United Nations Convention on the Rights of Persons with Disabilities emphasizes the right of children with disabilities to a full and decent life in conditions that ensure dignity, promote self-reliance and facilitate the child’s active participation in the community.
Article 24 of the convention recognizes the right of children with disabilities to receive healthcare and integration within their community.
It also enjoins that children with disabilities and their families receive early support and services.
However, this is not the situation for 50 years old visually impaired, Fuseini Yusuf and five children suffering from speech and mental disorders at Akyem New Tafo in the Abuakwa North Municipality of the Eastern Region.
All male children with ages 13, 11, 9, 7, and 5 years live with their visually impaired father – Fuseini Yusif who is a beggar.
Their frustrated mother neglected them in 2014 noticing the strange condition of her children leaving the burden of parenting to the visually impaired husband who has since been improvising to take care of the children.
“It is true, I got married and we gave birth to five children all of them being boys. Then after that there were a lot of problems were confronted with -all the children can’t talk also they have mental so my wife decided to quit the marriage and leave us after she was advised by some people in the community, so she finally quit the marriage and left I and the five children”.Fuseini told mybrytfmonline.com reporter Kojo Ansah.

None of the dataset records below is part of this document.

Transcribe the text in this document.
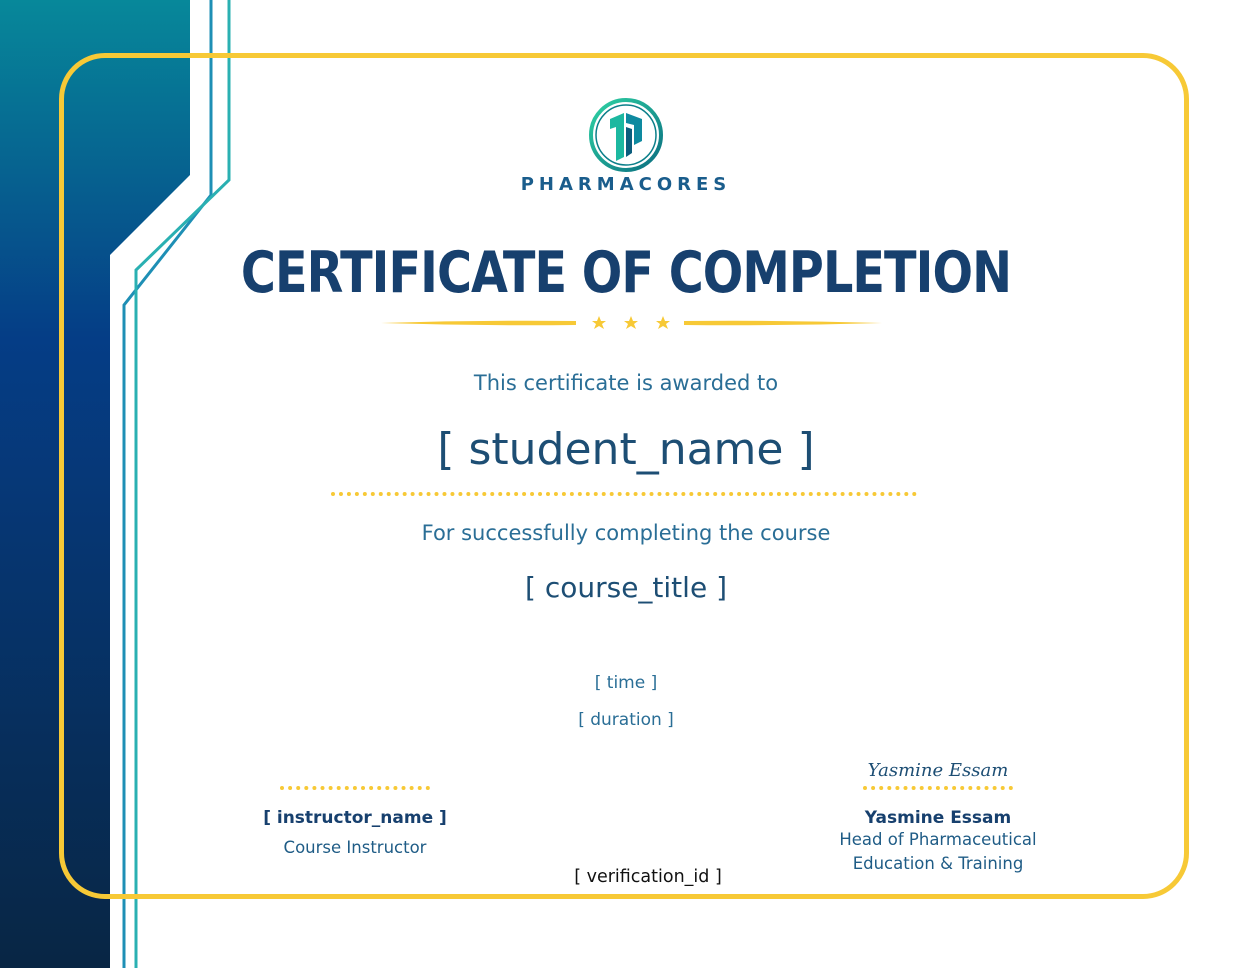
PHARMACORES
CERTIFICATE OF COMPLETION
This certificate is awarded to
[ student_name ]
For successfully completing the course
[ course_title ]
[ time ]
[ duration ]
[ instructor_name ]
Course Instructor
Yasmine Essam
Yasmine Essam
Head of Pharmaceutical
Education & Training
[ verification_id ]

He narrated further ” So far I know I don’t have family, even though my parents are dead long time ago but my other relatives have decided not to care about me any longer after they realized the kind of problems I am confronted with so I am the family myself and God is my helper and yourself who is now bringing out our problems to the entire world to help us. Even this building we are sleeping under can easily collapse and it will be a tragedy but we have no option now than to bear the risk of staying in this room. But I pray that one day God should let help reach us.”
Apart from the 13-year elder son, Amdani roaming nakedly on the streets of Akyem Tafo feeding on leftover foods, the rest of the children are tied to piece of wood, locked and starved in a dilapidated room by their visually impaired father whenever leaving the house to the streets to beg for alms to take care of them.
“I was a cobbler then but I stopped since things were not going on well with me due to my blindness and the work I do and decided to go to the side of the road to beg for money to cater for myself and the five children. One of my boys is now mad and is now wandering at the lorry station, but his madness is the mild type that he can easily be cured if little medication and attention is given to him.”
Fuseini and his children are stigmatized and discriminated against by the house in which they live and to large extent the community.
“People claim the family has been cursed and being bewitched for a since committed in the family. When I leave the children on the house by the time I come they have been beaten with sticks hence injuries all over their bodies’ reason why I chain and lock them.”
He however believes with the intervention of philanthropists and the state the health of his children could be managed while dignifying life restored to the family.
“A certain Herbalist man from Awaso was here during a funeral ceremony who intends to help cure my boy but due to financial challenge to pay for the amount charged we were unable to attend to the man. I even sent him to social welfare but I was told that his condition was spiritual so I should take him to where they deal with spiritual matters”.
“You can see for yourself, this is the kind of unhygienic and poor shelter my children and I live. Now the only support I need is financial support that will help to be able to attend any eye special clinic to get healed from my blindness since I was told by one eye specialist doctor that my blindness is curable. I am the one who takes care of the children now, I wash their cloth, I bath them, cook their food, in fact when you see me in the morning I look more like a woman.”
Meanwhile, the Department of Social Welfare in Abuakwa North has picked one of the children -seven (7) year old to a social caregiver.
The Children’s Act 560 of Ghana, states that every child including Children with disabilities has the right to education. This has been reinforced with an Inclusive Education Policy which seeks to ensure that children with disabilities have equal opportunities in Education.
Until the intervention of philanthropists and the state, these children at Akyem Tafo will continue to live in dehumanized conditions and be deprived of the right to education.